Mediated by cellular regulation
• Tetracyclines decrease cytokines, inducible nitric oxide synthase, phospholipase A2, prostaglandin synthase
• Effects on protein kinase C, calmodulin
Mediated by pro-anabolic effects
• Tetracyclines increase collagen production
• Tetracyclines increase osteoblast activity and bone formation
Exogenous Matrix Metalloproteinase Inhibitors and Their Proposed Role in the Treatment of Periodontitis
Treatment of chronic periodontitis with medications and down-regulators (such as doxycycline, chemically modified nonantimicrobial tetracycline-derivates, bisphosphonates, and their combinations) and therapeutic applications of anticollagenase drugs (such as synthetic matrix metalloproteinase inhibitors) in endotoxininduced tissue-destructive periodontitis model in rats have been shown to result in reduced levels of matrix metalloproteinase-8 and other matrix metalloproteinase and in activity that is associated with clinically beneficial outcomes [27].
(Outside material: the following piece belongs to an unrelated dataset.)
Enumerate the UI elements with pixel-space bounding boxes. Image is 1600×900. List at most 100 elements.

Other advantages for periodontal treatment are that tetracyclines, particularly doxycycline, tend to be highly concentrated in the gingival crevicular fluid at levels 5-10 times greater than those found in serum and these antibiotics show substantivity because they bind to the tooth structure and are slowly released as still-active agents [5]. The ability of tetracyclines and doxycycline, in particular, to inhibit MMP activity was first identified in the early 1980s [4]. The only matrix metalloproteinase inhibitors which have been tested for the treatment of periodontitis are members of the tetracycline family of compounds. Because the chemically modified tetracyclines are not yet approved for human use, all the following references to clinical trials involve the use of commercially available tetracyclines and their semi-synthetic analogues, minocycline and, most importantly, doxycycline [5]. The tetracycline antibiotics have been found to inhibit host-derived collagenases and other matrix metalloproteinases by a mechanism independent of the antimicrobial activity of these drugs; this effect may suppress connective tissue breakdown during periodontal disease.
Two therapeutic strategies based on the host-modulating properties of tetracyclines are currently being developed:
• The use of low-dose doxycycline (the most potent anticollagenase of commercially available tetracyclines) formulations, which do not appear to result in tetracycline side effects such as the emergence of antibiotic-resistant microorganisms; and
• The production of a family of chemically modified tetracyclines that have lost their antimicrobial activity, but have retained their anticollagenase activity [28].
Conclusion
From this review it can be concluded that MMPs are the important family of endopeptidases capable of degrading ECM and basement membrane leading to the periodontal diseases. These MMPs are mainly responsible for the degradation of collagen fibers. High levels of activity are found mainly in gingival crevicular fluid in inflammatory conditions like periodontitis, cancer etc. Therefore, detection and reduction of these levels are important for inhibiting the progressive lesions. By keeping all this in mind the therapeutic interventions should focus on reducing the levels of activity MMPs.